Ruínas que não cantam hoje a mesma canção

E agora eu que lute para seguir em frente
Sem mãos carinhosas ou algum abraço quente
A própria ideia de viver sem você já destrói a paz
Eu, que sou capricórnio, odeio mudar minha rotina
Sei que por você eu poderia fazer isso e muito mais…

E é onde mora o impiedoso sentimentos de nada
Nas palavras nunca mais ditas, nos jeitos e voz
Ouço seus áudios e sinto uma culpa danada
Poderia ter sido mais presente, ter um tempo para nós

Egoísta, eu sei.
Se tiver uma realidade depois dessa, desculpa
Estou prendendo você à sua existência antiga
Mas eu vou continuar com o sentimento de culpa
Pois egoísta que sou, ainda quero você na minha vida

Nunca tive a possibilidade de te agradecer por tudo
Você foi mais que uma amiga ou namorada, Clara
Era quem eu dividia meu secreto e silencioso mundo
Agora, já sem você, não existem mais pessoas raras
Os sabores e cheiros e sons ficam… Apenas no mudo.

Eu preciso parar de criar essa coisa à sua volta
Preciso voltar a amar você como apenas memória
Para aqueles sentimentos que me apego, solta!
Para aquelas memórias que eu tenho de você, história.

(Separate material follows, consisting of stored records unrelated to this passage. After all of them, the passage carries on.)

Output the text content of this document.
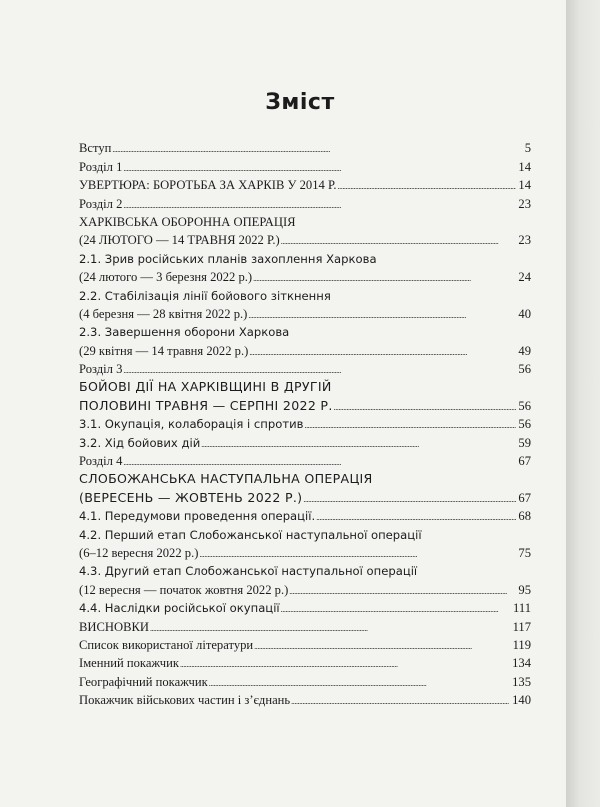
Зміст
Вступ . . .	5
Розділ 1 . . .	14
УВЕРТЮРА: БОРОТЬБА ЗА ХАРКІВ У 2014 Р. . . .	14
Розділ 2 . . .	23
ХАРКІВСЬКА ОБОРОННА ОПЕРАЦІЯ
(24 ЛЮТОГО — 14 ТРАВНЯ 2022 Р.) . . .	23
2.1. Зрив російських планів захоплення Харкова
(24 лютого — 3 березня 2022 р.) . . .	24
2.2. Стабілізація лінії бойового зіткнення
(4 березня — 28 квітня 2022 р.) . . .	40
2.3. Завершення оборони Харкова
(29 квітня — 14 травня 2022 р.) . . .	49
Розділ 3 . . .	56
БОЙОВІ ДІЇ НА ХАРКІВЩИНІ В ДРУГІЙ
ПОЛОВИНІ ТРАВНЯ — СЕРПНІ 2022 Р. . . .	56
3.1. Окупація, колаборація і спротив . . .	56
3.2. Хід бойових дій . . .	59
Розділ 4 . . .	67
СЛОБОЖАНСЬКА НАСТУПАЛЬНА ОПЕРАЦІЯ
(ВЕРЕСЕНЬ — ЖОВТЕНЬ 2022 Р.) . . .	67
4.1. Передумови проведення операції. . . .	68
4.2. Перший етап Слобожанської наступальної операції
(6–12 вересня 2022 р.) . . .	75
4.3. Другий етап Слобожанської наступальної операції
(12 вересня — початок жовтня 2022 р.) . . .	95
4.4. Наслідки російської окупації . . .	111
ВИСНОВКИ . . .	117
Список використаної літератури . . .	119
Іменний покажчик . . .	134
Географічний покажчик . . .	135
Покажчик військових частин і з’єднань . . .	140
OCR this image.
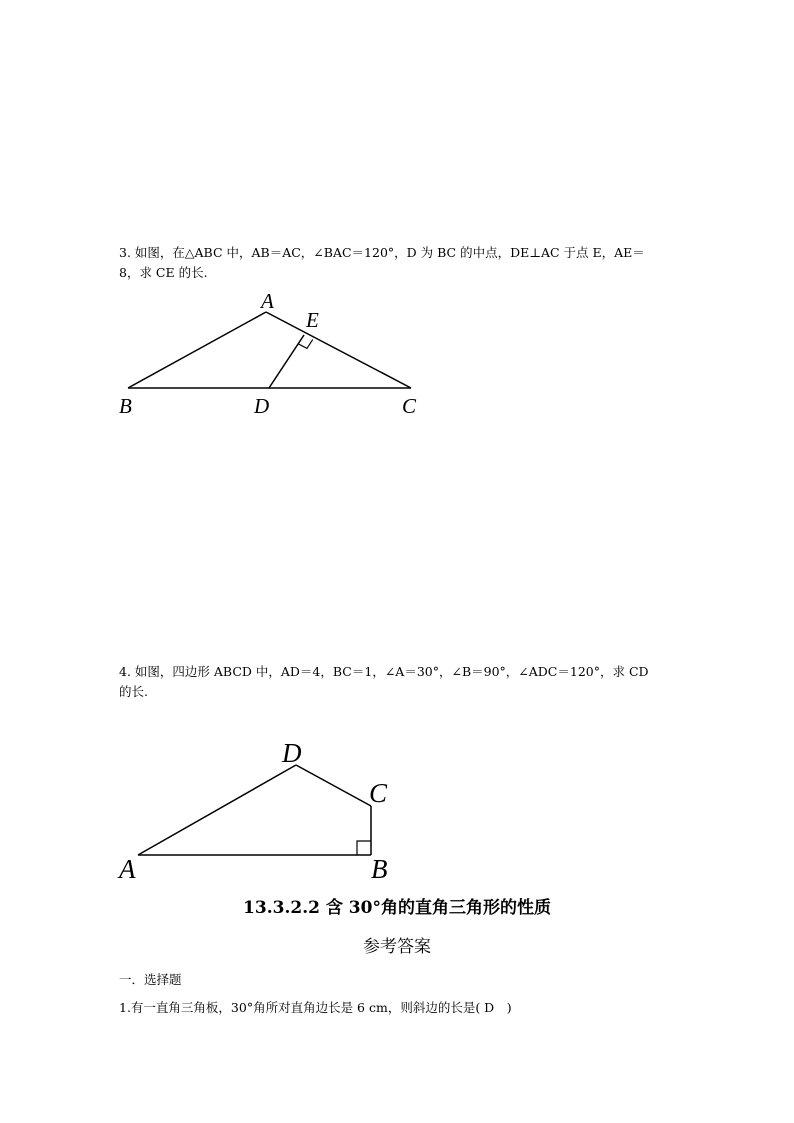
3. 如图，在△ABC 中，AB＝AC，∠BAC＝120°，D 为 BC 的中点，DE⊥AC 于点 E，AE＝
8，求 CE 的长.
A
E
B	D	C
4. 如图，四边形 ABCD 中，AD＝4，BC＝1，∠A＝30°，∠B＝90°，∠ADC＝120°，求 CD
的长.
D
C
A	B
13.3.2.2 含 30°角的直角三角形的性质
参考答案
一．选择题
1.有一直角三角板，30°角所对直角边长是 6 cm，则斜边的长是( D　)
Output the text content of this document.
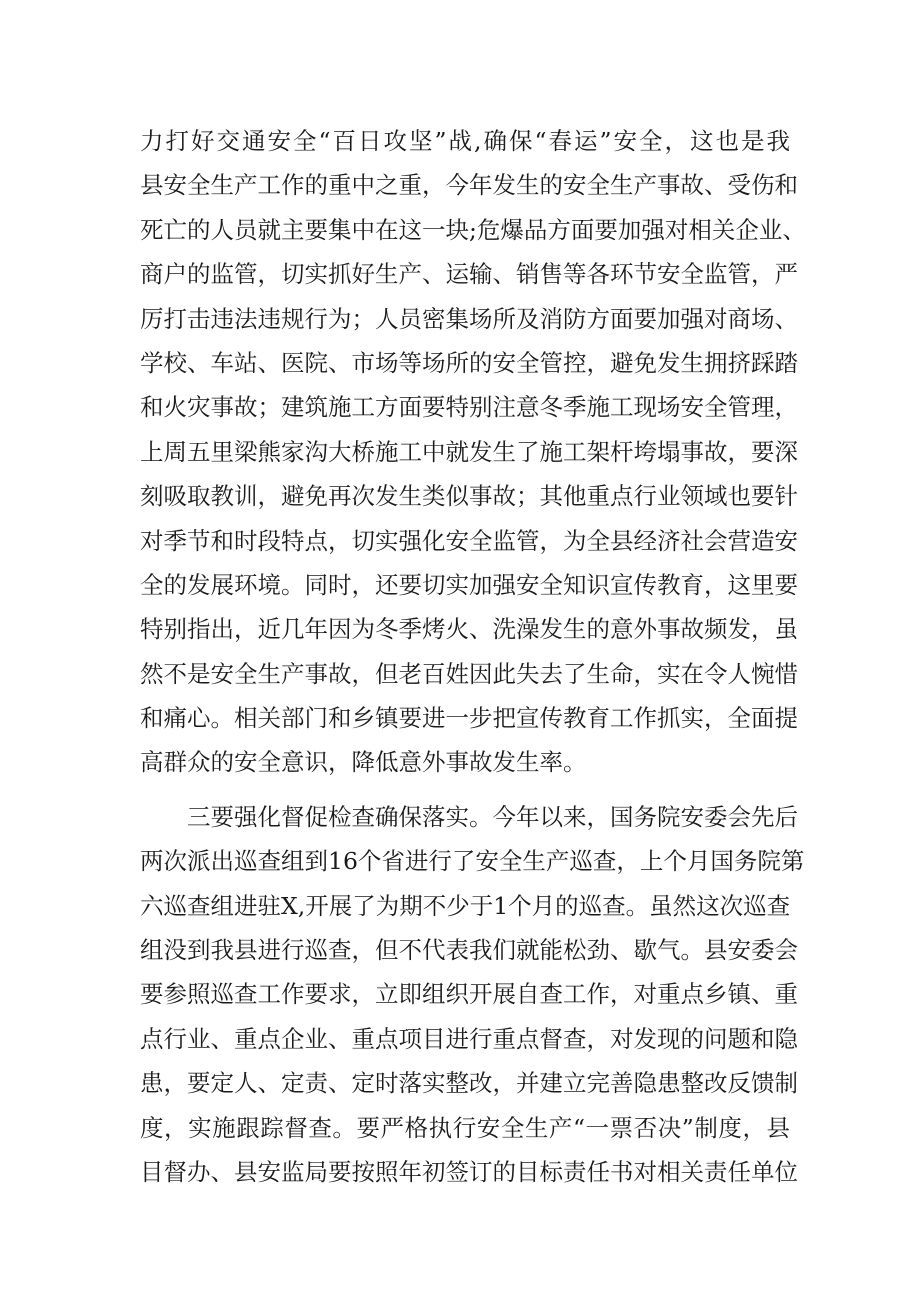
力打好交通安全“百日攻坚”战,确保“春运”安全，这也是我
县安全生产工作的重中之重，今年发生的安全生产事故、受伤和
死亡的人员就主要集中在这一块;危爆品方面要加强对相关企业、
商户的监管，切实抓好生产、运输、销售等各环节安全监管，严
厉打击违法违规行为；人员密集场所及消防方面要加强对商场、
学校、车站、医院、市场等场所的安全管控，避免发生拥挤踩踏
和火灾事故；建筑施工方面要特别注意冬季施工现场安全管理，
上周五里梁熊家沟大桥施工中就发生了施工架杆垮塌事故，要深
刻吸取教训，避免再次发生类似事故；其他重点行业领域也要针
对季节和时段特点，切实强化安全监管，为全县经济社会营造安
全的发展环境。同时，还要切实加强安全知识宣传教育，这里要
特别指出，近几年因为冬季烤火、洗澡发生的意外事故频发，虽
然不是安全生产事故，但老百姓因此失去了生命，实在令人惋惜
和痛心。相关部门和乡镇要进一步把宣传教育工作抓实，全面提
高群众的安全意识，降低意外事故发生率。
　　三要强化督促检查确保落实。今年以来，国务院安委会先后
两次派出巡查组到16个省进行了安全生产巡查，上个月国务院第
六巡查组进驻X,开展了为期不少于1个月的巡查。虽然这次巡查
组没到我县进行巡查，但不代表我们就能松劲、歇气。县安委会
要参照巡查工作要求，立即组织开展自查工作，对重点乡镇、重
点行业、重点企业、重点项目进行重点督查，对发现的问题和隐
患，要定人、定责、定时落实整改，并建立完善隐患整改反馈制
度，实施跟踪督查。要严格执行安全生产“一票否决”制度，县
目督办、县安监局要按照年初签订的目标责任书对相关责任单位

Digo História, pois é impossível de reescrevê-la
Transbordo sempre palavras, mas só vendo futuro
Não há muros que impeçam a quem nesse barco veleja
Sobre o mar desafiador de correntes fortes que rupturo
As águas feitas de realidades passadas, um suco puro

Deixar-te-ei para encontros em meus humildes textos
Preciso equilibrar o barco e setar logo um rumo
E nas tuas mãos não me parece mais seguro ou oportuno
Guardar-me da vida que ainda transforma meus eixos

Vou despertar em
3
2
1…
Amo-te, boba.

CSSCC

Ela era as minhas palavras
Quando escrita, ela era poesia
Ela era também contos, ficção
Era lindo o que ela fazia
A cada canto, sua mão
Em cada encanto, sua canção
Você estava em tudo das artes.

Na música você era a harmonia
Aquela sensação gostosa
Me provocava alegria
Podia também ser a vibração
Intensidade, o fervo, a fritação
Atravessava tudo, sem ser tediosa

Nas pinturas, a pincelada principal
Aquela que não dá pra voltar atrás
Aquela que sobressai das gerais
Gerando uma pintura colossal
Obras de arte não são você, não.
Você é o cerne da arte, meu coração.
A própria e antes encarnada inspiração.

Na dança, você era a expressão
O talento? Claro que não.
Algo tão frivolo, tão básico
Não seria seu traço.
A expressão não é algo clássico
É o fogo que queima o pulmão,
O que dá sentido ao movimento
Você é o sentimento, interpretação

E por falar em expressão
Nada seria das artes cênicas
Se você não fosse a apresentação
Você é minha década de 90
Encarnada num papel pastelão
O escritor escreve, inventa
O ator recebe a obra e a orienta
Vivendo mil vidas em cena
Você era única em todas elas.

E na ciência, você era humana
Complexa demais para um laboratório
Confusa demais para um iniciante
Criava modelos para o aleatório
Tentando entender o perfeito
Imperfeito.

Eu nunca entendi como apenas “Arte”
Pode significar diversas atividades.
Mas ao te conhecer eu percebi
Que a arte não está nas escritas
Ou nas pinturas, ou nas danças
A arte é um momento, é um sentimento
É alguém que nós amamos
Rimas também não vão ser suficientes
Erro nesse final porque a arte é imperfeita
E é por isso que é especial

Te amo, Clara. Sinto sua falta.

Você brincou comigo nesse dia, falando sobre a altura e sobre cair de lá. Eu fiquei preocupado o tempo inteiro contigo até esquecer da conversa. Eu hoje me arrependo tanto de esquecer de nossas conversas.